On Sunday, November 20, the National Conference of Insurance Legislators (NCOIL) passed a resolution supporting a model law dealing with unclaimed property policies for insurers and mandating use of the Social Security Death Master File (DMF). This resolution comes on the heels of NCOIL’s July announcement proposing changes to the life insurance industry as a result of the findings of the Verus audits, which revealed discrepancies between the way life insurers were treating annuity obligations and the pay out of life insurance death benefits.
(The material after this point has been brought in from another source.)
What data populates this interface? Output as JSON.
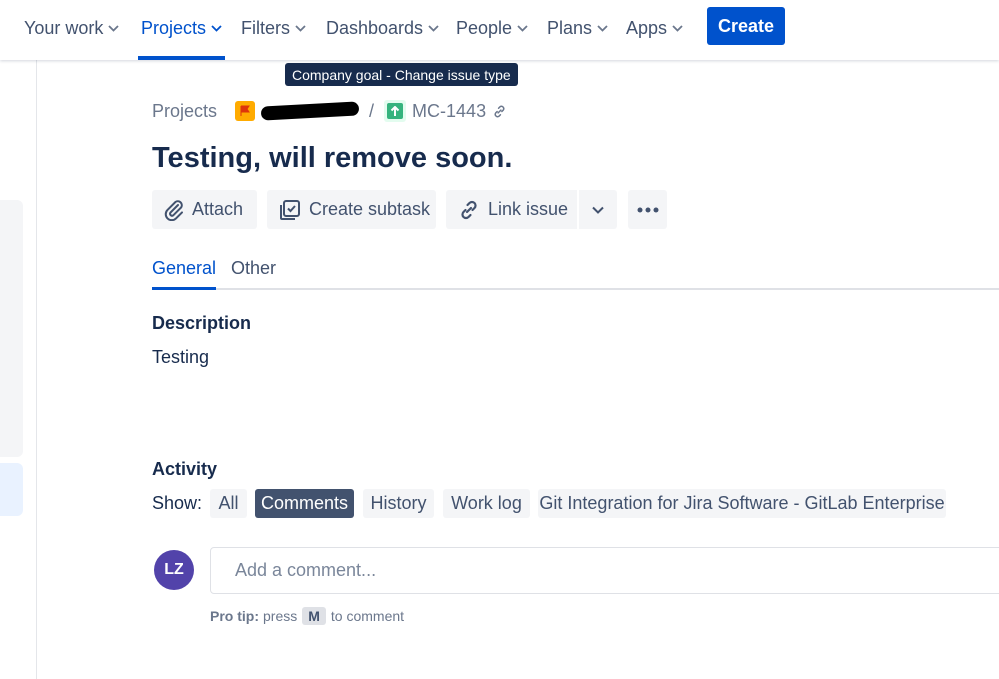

The final, revised model will require life insurers to match DMF records, or an equally comprehensive service, with in-force life insurance policies and retained asset accounts each quarter. It also calls for timely insurer efforts to confirm an insured or account holder’s death, locate any beneficiaries, and provide claims forms and instructions. In the event that benefits go unclaimed, the model act provides clear procedures for life insurers to notify state treasury departments and escheat the funds, per unclaimed property laws.
Insurers have faced mounting pressure in recent months as state attorneys general and comptrollers are increasingly becoming more involved with the issue out of apparent concern that state insurance regulators aren’t being aggressive enough with their actions.
On Tuesday, Florida’s insurance commissioner and incoming president of the National Association of Insurance Commissioners (NAIC) announced that the organization would be developing a response to NCOIL’s resolution. Many within the organization believe that this resolution will cause confusion with state unclaimed property laws, which also deal with the reconciliation and reporting of unclaimed funds. In fact, a spokesman for the American Council of Life Insurers (ACLI) noted that unclaimed property requirements across the country are unclear.
NCOIL’s model law must still be approved by the states – whose goal is to ensure that insurers complete regulatory and unclaimed property audits – who are concerned that insurance companies will try to use the NCOIL model as justification for pushing the states to drop ongoing regulatory and unclaimed property audits.
The NCOIL model directly impacts unclaimed property compliance and regulations for the insurance industry, and we will continue to follow this issue and provide updates as the states begin their review and response to this resolution.